# Laelia kettieana



## SlipperFan (Jun 4, 2010)

This is for Mark -- is this the one that bloomed for you? It is so cute!


----------



## Lanmark (Jun 4, 2010)

Nope. This one had not yet bloomed for me. It was the L. bradei that had.

This one is verrry nice! :clap: I'm so happy it has bloomed for you! :clap:


----------



## JeanLux (Jun 5, 2010)

Lovely bloom on this compact rupiculous!!! Jean


----------



## Paul (Jun 5, 2010)

very lovely, yes !!!


----------



## Hera (Jun 5, 2010)

Pretty one!


----------



## tenman (Jun 5, 2010)

Very nice. I'm still trying to figure out how to get most of mine to bloom. Fournieri bloom regularly and milleri was a first-time blooome rthis spring, but the other dozen or so just don't.


----------



## KyushuCalanthe (Jun 5, 2010)

Pretty Dot, but that's not a Catt, it's a Laelia :rollhappy::sob::rollhappy:


----------



## PaphMadMan (Jun 5, 2010)

Now that I think about it, the picture of kettieana in OrchidWiz is yellow. Does this species have a yellow phase too?

And KyushuCalanthe, of course this could be a Cattleya, a Sophronitis or a Hoffmannsegella... anything but a Laelia.


----------



## SlipperFan (Jun 5, 2010)

PaphMadMan said:


> Now that I think about it, the picture of kettieana in OrchidWiz is yellow. Does this species have a yellow phase too?

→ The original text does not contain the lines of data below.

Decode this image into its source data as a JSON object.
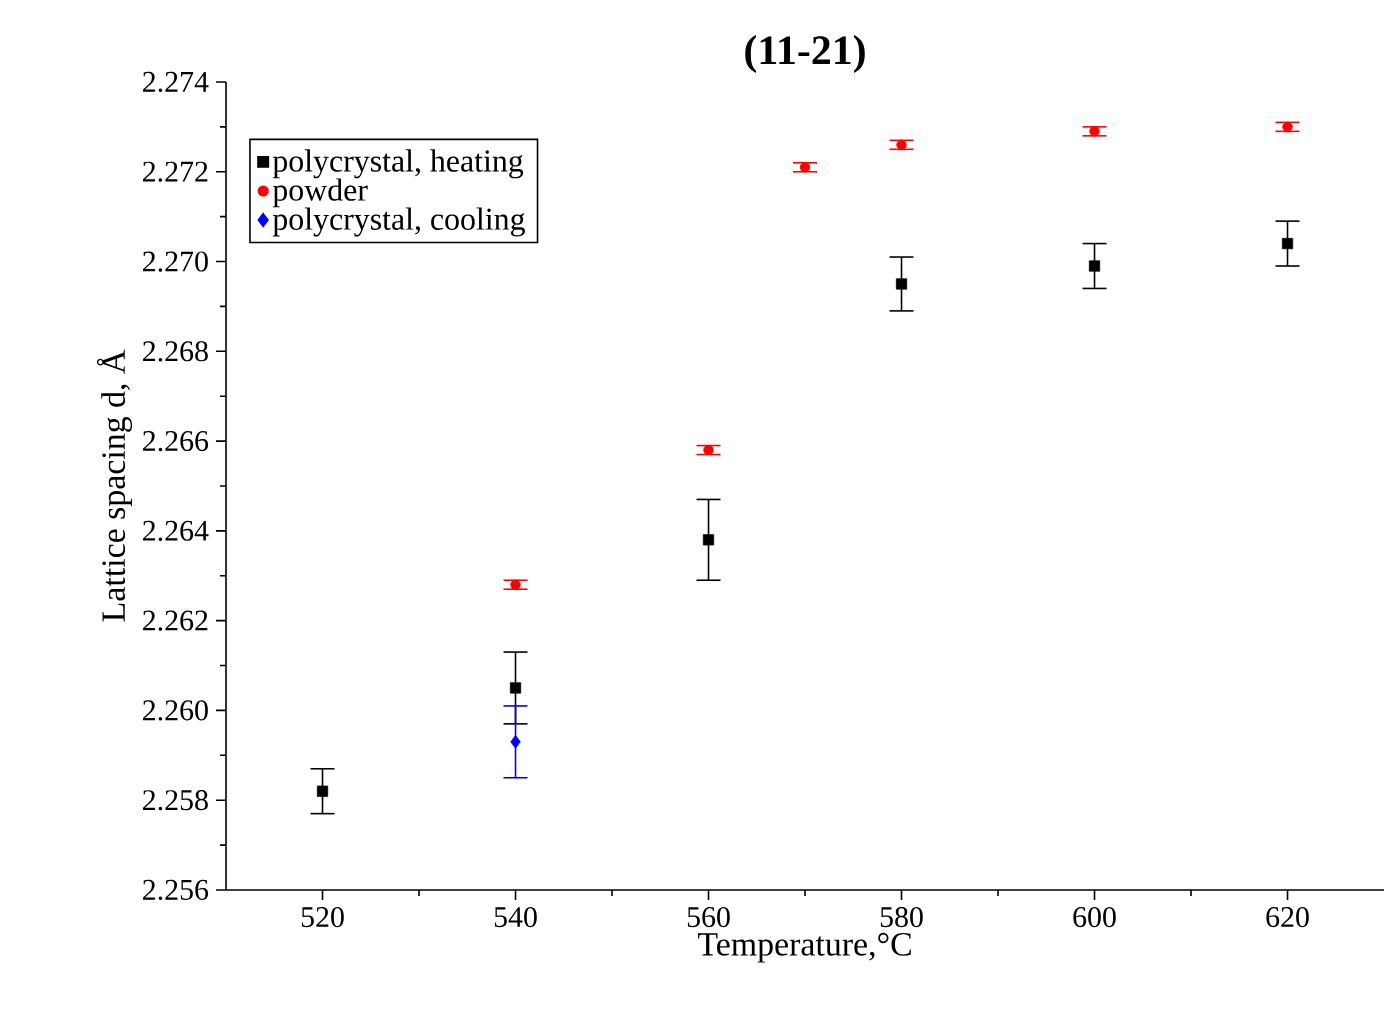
{
  "chart_data": {
    "type": "scatter",
    "title": "(11-21)",
    "xlabel": "Temperature,°C",
    "ylabel": "Lattice spacing d, Å",
    "xlim": [
      510,
      630
    ],
    "ylim": [
      2.256,
      2.274
    ],
    "xticks": [
      520,
      540,
      560,
      580,
      600,
      620
    ],
    "yticks": [
      2.256,
      2.258,
      {
        "value": 2.26,
        "label": "2.260"
      },
      2.262,
      2.264,
      2.266,
      2.268,
      {
        "value": 2.27,
        "label": "2.270"
      },
      2.272,
      2.274
    ],
    "legend": "top left",
    "series": [
      {
        "name": "polycrystal, heating",
        "color": "#000000",
        "marker": "square",
        "x": [
          520,
          540,
          560,
          580,
          600,
          620
        ],
        "values": [
          2.2582,
          2.2605,
          2.2638,
          2.2695,
          2.2699,
          2.2704
        ],
        "errors": [
          0.0005,
          0.0008,
          0.0009,
          0.0006,
          0.0005,
          0.0005
        ]
      },
      {
        "name": "powder",
        "color": "#ff0000",
        "marker": "circle",
        "x": [
          540,
          560,
          570,
          580,
          600,
          620
        ],
        "values": [
          2.2628,
          2.2658,
          2.2721,
          2.2726,
          2.2729,
          2.273
        ],
        "errors": [
          0.0001,
          0.0001,
          0.0001,
          0.0001,
          0.0001,
          0.0001
        ]
      },
      {
        "name": "polycrystal, cooling",
        "color": "#0000ff",
        "marker": "diamond",
        "x": [
          540
        ],
        "values": [
          2.2593
        ],
        "errors": [
          0.0008
        ]
      }
    ]
  }
}
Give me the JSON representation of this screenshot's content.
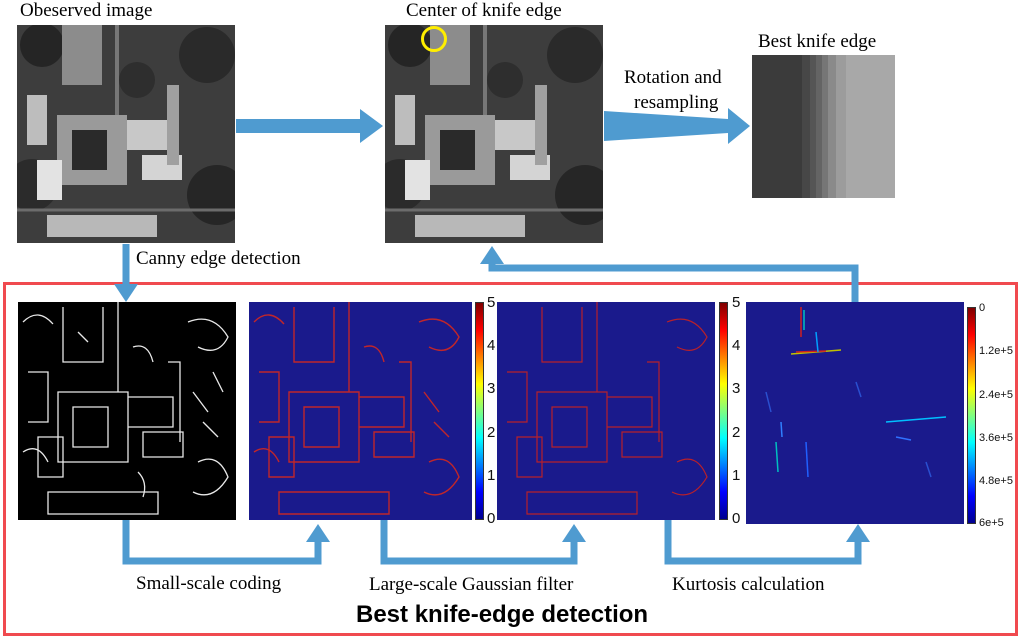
{
  "labels": {
    "observed_image": "Obeserved image",
    "center_of_knife_edge": "Center of knife edge",
    "best_knife_edge": "Best knife edge",
    "rotation_line1": "Rotation and",
    "rotation_line2": "resampling",
    "canny": "Canny edge detection",
    "small_scale": "Small-scale coding",
    "large_scale": "Large-scale Gaussian filter",
    "kurtosis": "Kurtosis calculation",
    "detection_title": "Best knife-edge detection"
  },
  "colorbar1": {
    "ticks": [
      "5",
      "4",
      "3",
      "2",
      "1",
      "0"
    ]
  },
  "colorbar2": {
    "ticks": [
      "5",
      "4",
      "3",
      "2",
      "1",
      "0"
    ]
  },
  "colorbar3": {
    "ticks": [
      "0",
      "1.2e+5",
      "2.4e+5",
      "3.6e+5",
      "4.8e+5",
      "6e+5"
    ]
  },
  "colors": {
    "frame": "#f04a4f",
    "arrow": "#4f9bd0",
    "marker": "#ffee00",
    "panel_blue": "#1a1a8c"
  }
}
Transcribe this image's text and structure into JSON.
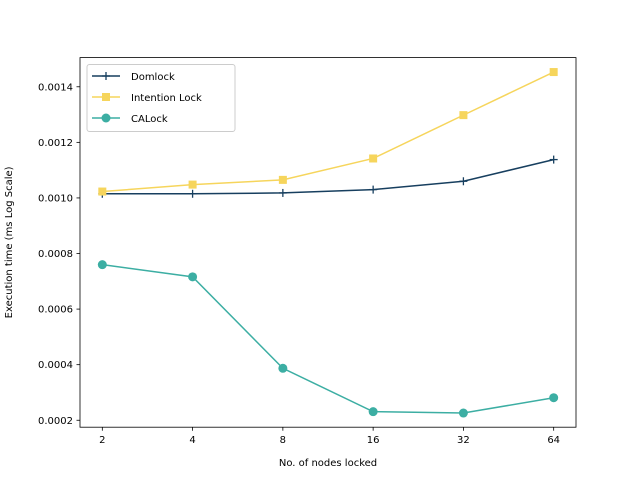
{
  "chart_data": {
    "type": "line",
    "xlabel": "No. of nodes locked",
    "ylabel": "Execution time (ms Log Scale)",
    "categories": [
      "2",
      "4",
      "8",
      "16",
      "32",
      "64"
    ],
    "ylim": [
      0.000175,
      0.001505
    ],
    "yticks": [
      "0.0002",
      "0.0004",
      "0.0006",
      "0.0008",
      "0.0010",
      "0.0012",
      "0.0014"
    ],
    "ytick_values": [
      0.0002,
      0.0004,
      0.0006,
      0.0008,
      0.001,
      0.0012,
      0.0014
    ],
    "legend_position": "top-left",
    "grid": false,
    "series": [
      {
        "name": "Domlock",
        "color": "#173f5f",
        "marker": "plus",
        "values": [
          0.001015,
          0.001015,
          0.001018,
          0.00103,
          0.00106,
          0.001138
        ]
      },
      {
        "name": "Intention Lock",
        "color": "#f6d55c",
        "marker": "square",
        "values": [
          0.001023,
          0.001048,
          0.001065,
          0.001142,
          0.001298,
          0.001453
        ]
      },
      {
        "name": "CALock",
        "color": "#3caea3",
        "marker": "circle",
        "values": [
          0.00076,
          0.000716,
          0.000387,
          0.000231,
          0.000226,
          0.000281
        ]
      }
    ]
  }
}
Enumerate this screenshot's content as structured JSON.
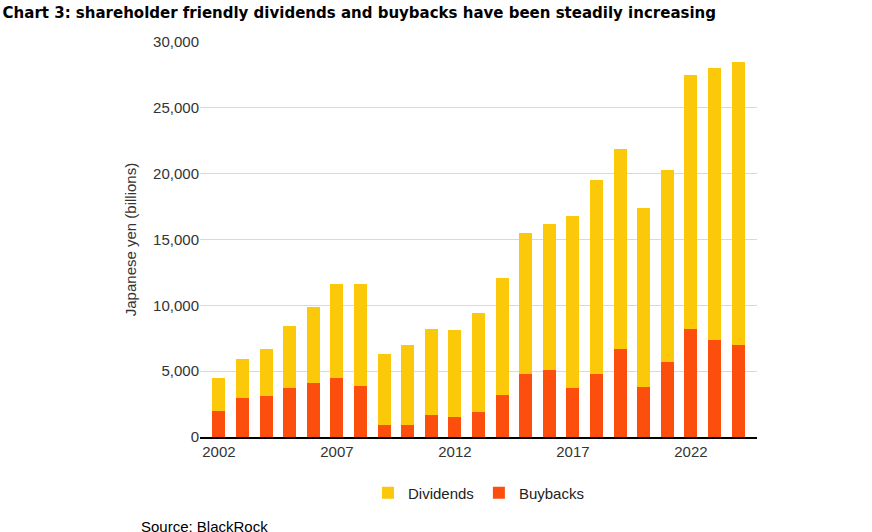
{
  "chart_data": {
    "type": "bar",
    "title": "Chart 3: shareholder friendly dividends and buybacks have been steadily increasing",
    "y_label": "Japanese yen (billions)",
    "source": "Source: BlackRock",
    "x": [
      2002,
      2003,
      2004,
      2005,
      2006,
      2007,
      2008,
      2009,
      2010,
      2011,
      2012,
      2013,
      2014,
      2015,
      2016,
      2017,
      2018,
      2019,
      2020,
      2021,
      2022,
      2023,
      2024
    ],
    "series": [
      {
        "name": "Buybacks",
        "color": "#fc4f0e",
        "values": [
          2000,
          3000,
          3100,
          3700,
          4100,
          4500,
          3900,
          900,
          900,
          1700,
          1500,
          1900,
          3200,
          4800,
          5100,
          3700,
          4800,
          6700,
          3800,
          5700,
          8200,
          7400,
          7000
        ]
      },
      {
        "name": "Dividends",
        "color": "#fcc80a",
        "values": [
          2500,
          2900,
          3600,
          4700,
          5800,
          7100,
          7700,
          5400,
          6100,
          6500,
          6600,
          7500,
          8900,
          10700,
          11100,
          13100,
          14700,
          15200,
          13600,
          14600,
          19300,
          20600,
          21500
        ]
      }
    ],
    "xlim": [
      2001.2,
      2024.8
    ],
    "xticks": [
      2002,
      2007,
      2012,
      2017,
      2022
    ],
    "ylim": [
      0,
      30000
    ],
    "yticks": [
      0,
      {
        "value": 5000,
        "label": "5,000"
      },
      {
        "value": 10000,
        "label": "10,000"
      },
      {
        "value": 15000,
        "label": "15,000"
      },
      {
        "value": 20000,
        "label": "20,000"
      },
      {
        "value": 25000,
        "label": "25,000"
      },
      {
        "value": 30000,
        "label": "30,000"
      }
    ],
    "stacked": true,
    "grid": true,
    "legend": "bottom"
  }
}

Interesting ... Jay has a photo of one that is the same color as mine, but he also has one that's a different color. Not yellow, though.
http://orchidspecies.com/laelkettiana.htm


----------



## streetmorrisart (Jun 8, 2010)

Beautiful, Dot! I love these little guys.


----------



## Lanmark (Jun 8, 2010)

I'm rethinking it, Dot, and perhaps this one did bloom for me once before.  I can't remember anymore. :rollhappy:


----------